Hain went on to reiterate the diocese’s position that continuing to employ Billard “would be legitimizing that relationship. The church would be saying it’s OK, and it’s not.”
Billard responded in January 2015 by writing the superintendant of the diocese’s schools, asking for written confirmation of is termination. He says he never received one, but has not been called for a substitute teaching assignment since.
In a written statement, he said “I loved being part of the Charlotte Catholic school community, and the classroom has always felt like home to me.”
He went on to say he knows the Catholic Church opposes same-sex marriage, but he doesn’t believe his relationship, nor the fact that he’s gay, as any bearing on his work.

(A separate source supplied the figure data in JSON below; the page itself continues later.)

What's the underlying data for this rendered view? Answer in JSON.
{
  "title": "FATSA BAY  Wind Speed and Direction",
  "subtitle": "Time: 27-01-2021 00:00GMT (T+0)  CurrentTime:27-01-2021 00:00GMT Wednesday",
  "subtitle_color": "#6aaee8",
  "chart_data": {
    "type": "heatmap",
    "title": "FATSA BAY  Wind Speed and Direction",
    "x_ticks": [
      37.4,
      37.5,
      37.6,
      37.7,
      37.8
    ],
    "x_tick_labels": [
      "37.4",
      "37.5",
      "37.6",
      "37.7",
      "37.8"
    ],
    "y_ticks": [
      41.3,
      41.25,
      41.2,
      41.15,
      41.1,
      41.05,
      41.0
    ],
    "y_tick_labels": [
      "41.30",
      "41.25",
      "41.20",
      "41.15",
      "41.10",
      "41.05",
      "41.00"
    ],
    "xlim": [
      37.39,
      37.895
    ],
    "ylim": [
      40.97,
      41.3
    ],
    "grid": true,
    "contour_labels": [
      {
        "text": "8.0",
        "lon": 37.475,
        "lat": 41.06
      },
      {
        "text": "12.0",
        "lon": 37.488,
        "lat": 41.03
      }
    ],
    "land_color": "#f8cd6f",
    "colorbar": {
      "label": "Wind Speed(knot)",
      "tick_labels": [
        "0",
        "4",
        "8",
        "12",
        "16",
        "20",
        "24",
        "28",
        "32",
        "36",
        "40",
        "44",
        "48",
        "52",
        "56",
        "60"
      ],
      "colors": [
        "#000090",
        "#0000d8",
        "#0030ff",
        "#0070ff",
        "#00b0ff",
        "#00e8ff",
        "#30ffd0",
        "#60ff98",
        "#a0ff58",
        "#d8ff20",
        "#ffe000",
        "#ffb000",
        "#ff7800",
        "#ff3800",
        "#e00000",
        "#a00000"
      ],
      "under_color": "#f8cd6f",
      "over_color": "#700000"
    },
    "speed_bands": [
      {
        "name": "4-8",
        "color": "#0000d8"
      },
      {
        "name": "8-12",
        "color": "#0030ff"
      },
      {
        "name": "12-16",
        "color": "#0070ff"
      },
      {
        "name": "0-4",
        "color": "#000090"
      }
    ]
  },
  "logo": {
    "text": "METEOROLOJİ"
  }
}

“I have never hidden the fact that I’m gay and my relationship with my partner was no secret at school. But whether or not the school previously knew that I am gay is not the point. People should be able to fall in love and get married without risking their jobs,” Billard said.
S. Lukas Largress, of Tin Fulton Walker & Owen in Charlotte, N.C., and Christopher Brook, of the American Civil Liberties Union of North Carolina, in Raleigh, N.C., filed the lawsuit on Billard’s behalf.
Chris Brook, legal director of the ACLU of North Carolina, said the teacher’s dismissal was a clear case of sexual discrimination.
“People should not be fired because of who they love. Even though Charlotte Catholic is a private religious school, it cannot illegally discriminate against an employee whose job was not religious,” Brook said.